要は透き通ったエメラルドグリーンの水槽に浮かぶ魚影をなぞる。承太郎は半ば呆れたような視線を向けて、「のろけんな」呻くように呟いた。要は苦笑いとも照れ笑いともつかない声を唇の端から漏らしてから、承太郎の瞳を覗き込んだ。
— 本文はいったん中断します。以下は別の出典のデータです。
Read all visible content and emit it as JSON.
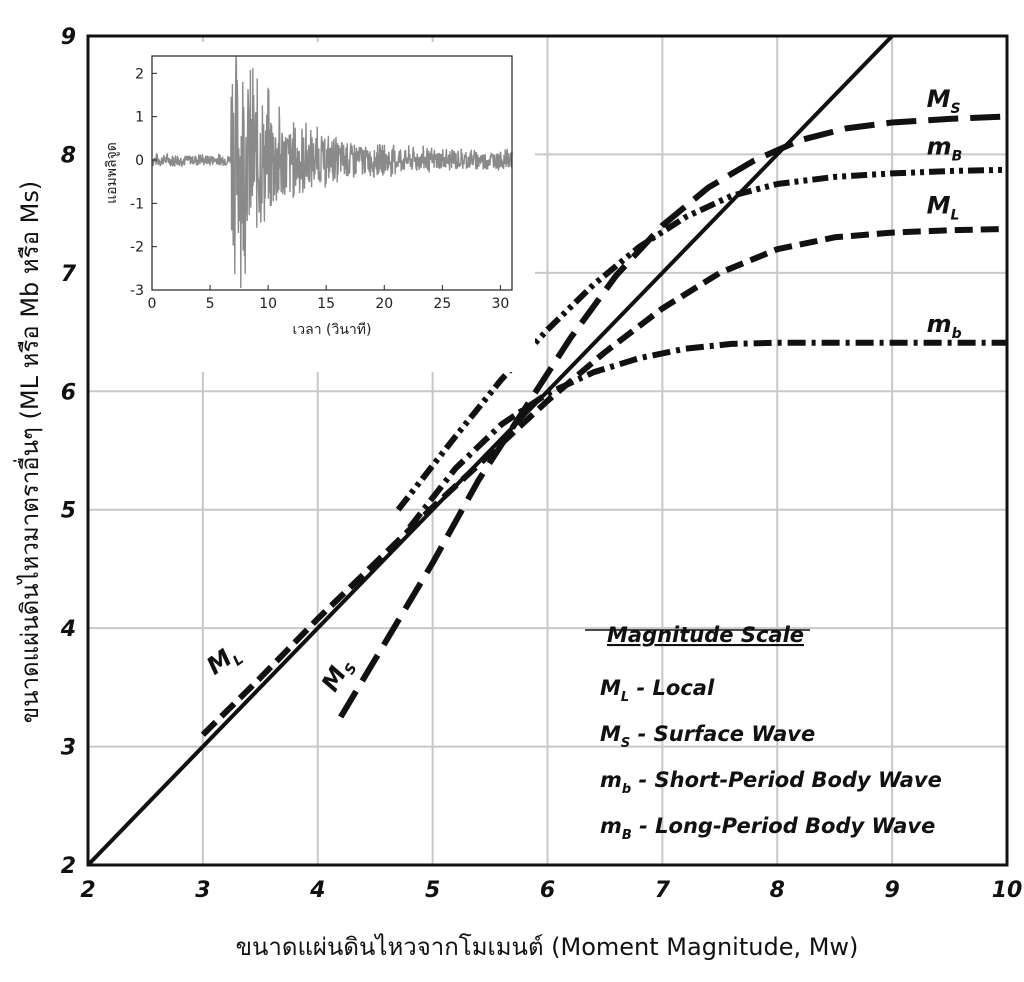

「ともかく、君の奥さんのママ友として意見させていただくよ。もし彼女を悲しませたら……私は君が泣くまで殴るのをやめないからな」

その声は静かで、いつもの無表情だった。きっとジョークなど一ミリたりとも含まれていない、本気なのだろう。承太郎は長く美しい髪を持った、何にも代え難い彼の愛妻を思って、それから自分の行動を顧みて、一連の悶着にはどうやら自分に非があるらしいぞと、ため息をつきたくなる。要と妻は、ひどく仲が良い。長く承太郎を見てきた、という意味で、通じるものがあるのかもしれない。重ねて言えば、彼女の旦那にも、そういえば似たようなことを言われたような気がする。
と、要はずらした視線のさきに、「……あれ、典明」承太郎も振り返ると、どこか焦ったような表情の典明が二人をめがけて真っすぐ歩いてくるところだった。

「ああ、やっぱり…徐倫、来てない?」
「徐倫?一緒じゃあなかったのか」
「おい、どういうことだ」
「三人が遅いから呼びにいくって、徐倫が走って行っちゃってね。呼び止めようとおもったんだけど、そこにちょうど初流乃がきて、すれ違っちゃったみたいで」
「初流乃は?」
「徐倫を探しに行ってる。もちろんハイエロファントといっしょだ」
「『ベルヴォルペ・ユノー』」

要の肩から飛び出した狐は、要をちらりと見やってから駆け出すと、やがて人ごみの中の影に溶けてどこかへ消えた。きっと初流乃達に追いつくまで二分とかからないだろうし、ひょっとしたら、先に徐倫を見つけてしまうかもしれない。うまく誘導してくれるといいんだけれど、と要は息を吐いた。

「僕たちも手分けして探そうか」
「子供の足だ、遠くまでも行けないだろう。じき見つかるさ、承太郎。だからそんなこわい顔するんじゃあない」

呆れたような顔で要は呟く。承太郎は帽子の鍔を摘んで、不機嫌そうに目元を翳らせた。きっとスタープラチナの射程範囲を恨んでいるのだろう。